Fundraising frameworks for consumer brands

  • Separate the cashflow problem from the growth investment problem — they require different tools.
  • Seasonal inventory crunches (e.g., buying holiday chocolate stock in summer) suit debt: lines of credit, revenue-based financing, or purchase order financing.
  • Retail expansion and brand-building require equity, because you're investing ahead of revenue.
  • Define the next milestone first, work backwards to the investment needed, then add a buffer — that's your raise size.
  • Consistently delivering on investor promises builds momentum and creates better future financing options.

How to diligence investors

  • Entrepreneurs often forget to reverse-diligence their investors.
  • Ask what their time expectations are for milestones and returns — investor and founder timelines rarely match naturally.
  • Ask for examples of founders in their portfolio whose companies struggled or failed, then call three or four of them.
  • Those conversations give you an honest picture of how the firm behaves when things go wrong.

Building awareness with limited resources

  • Identify the small, passionate customer segment that cares most deeply — don't lose them while chasing scale.
  • Let customers define and tell the story; word-of-mouth is more credible than brand messaging.
  • One well-placed podcast interview or public talk outperforms thousands of dollars in paid ads for mission-driven brands.
  • On DoorDash, search behavior confirms the macro trend toward health-conscious food — the demand is real.
  • For brands where "grass-fed" or similar claims are muddied by weak regulation, owning a clear community standard can substitute for official certification.

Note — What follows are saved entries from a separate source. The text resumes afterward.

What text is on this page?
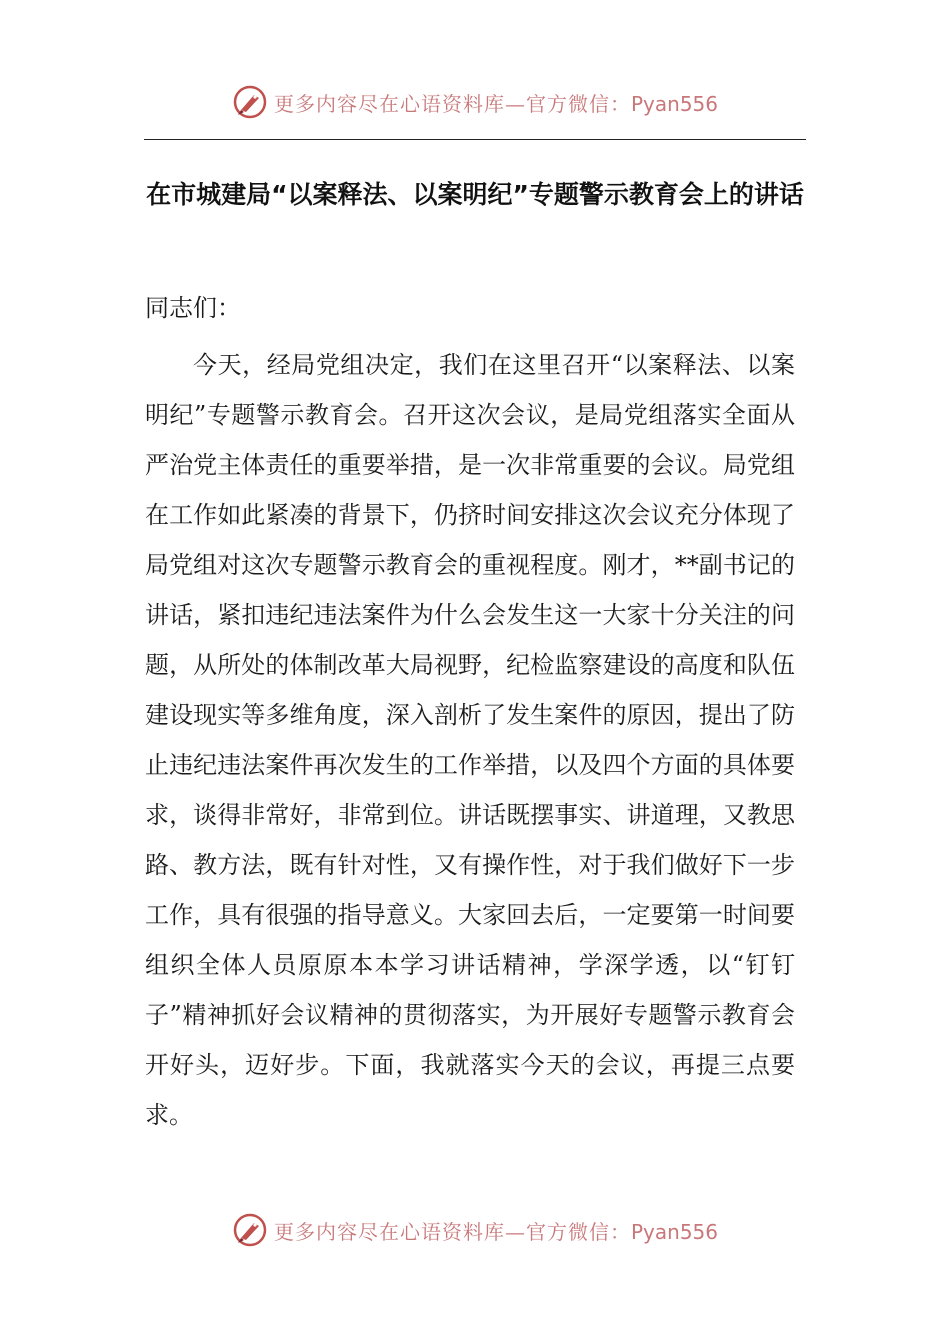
更多内容尽在心语资料库—官方微信：Pyan556
在市城建局“以案释法、以案明纪”专题警示教育会上的讲话
同志们：
今天，经局党组决定，我们在这里召开“以案释法、以案明纪”专题警示教育会。召开这次会议，是局党组落实全面从严治党主体责任的重要举措，是一次非常重要的会议。局党组在工作如此紧凑的背景下，仍挤时间安排这次会议充分体现了局党组对这次专题警示教育会的重视程度。刚才，**副书记的讲话，紧扣违纪违法案件为什么会发生这一大家十分关注的问题，从所处的体制改革大局视野，纪检监察建设的高度和队伍建设现实等多维角度，深入剖析了发生案件的原因，提出了防止违纪违法案件再次发生的工作举措，以及四个方面的具体要求，谈得非常好，非常到位。讲话既摆事实、讲道理，又教思路、教方法，既有针对性，又有操作性，对于我们做好下一步工作，具有很强的指导意义。大家回去后，一定要第一时间要组织全体人员原原本本学习讲话精神，学深学透，以“钉钉子”精神抓好会议精神的贯彻落实，为开展好专题警示教育会开好头，迈好步。下面，我就落实今天的会议，再提三点要求。
更多内容尽在心语资料库—官方微信：Pyan556
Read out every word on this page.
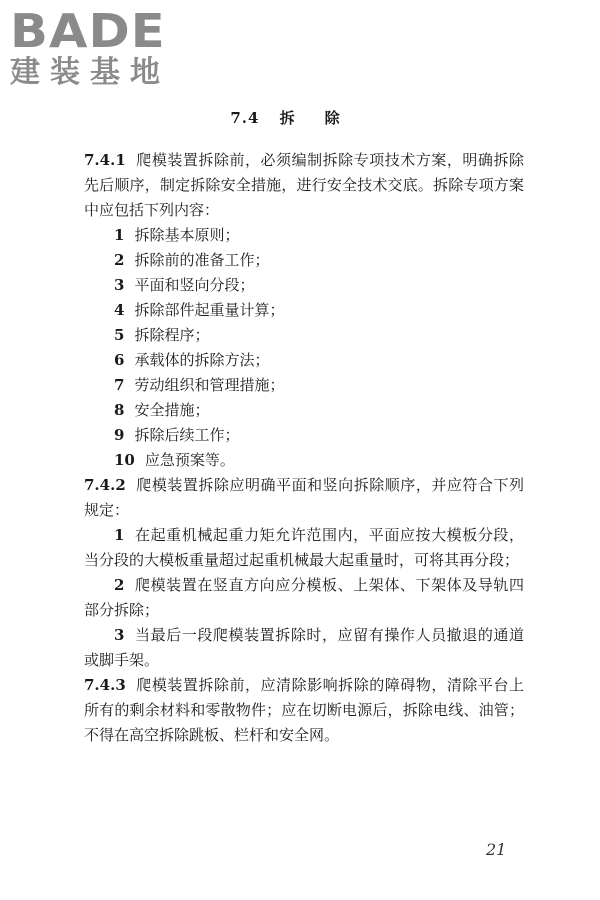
BADE
建装基地
7.4 拆除

7.4.1 爬模装置拆除前，必须编制拆除专项技术方案，明确拆除先后顺序，制定拆除安全措施，进行安全技术交底。拆除专项方案中应包括下列内容：

1 拆除基本原则；

2 拆除前的准备工作；

3 平面和竖向分段；

4 拆除部件起重量计算；

5 拆除程序；

6 承载体的拆除方法；

7 劳动组织和管理措施；

8 安全措施；

9 拆除后续工作；

10 应急预案等。

7.4.2 爬模装置拆除应明确平面和竖向拆除顺序，并应符合下列规定：

1 在起重机械起重力矩允许范围内，平面应按大模板分段，当分段的大模板重量超过起重机械最大起重量时，可将其再分段；

2 爬模装置在竖直方向应分模板、上架体、下架体及导轨四部分拆除；

3 当最后一段爬模装置拆除时，应留有操作人员撤退的通道或脚手架。

7.4.3 爬模装置拆除前，应清除影响拆除的障碍物，清除平台上所有的剩余材料和零散物件；应在切断电源后，拆除电线、油管；不得在高空拆除跳板、栏杆和安全网。

21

What Tony would tell his earlier self

  • Trust your instincts — founders usually already know the answer they're looking for.
  • Write things down to stay intellectually honest and to have something concrete to debate against.
  • Observe your own team: their successes and setbacks are a constant source of lessons.
  • The problems all founders face — fundraising, expansion, awareness — are more universal than they appear.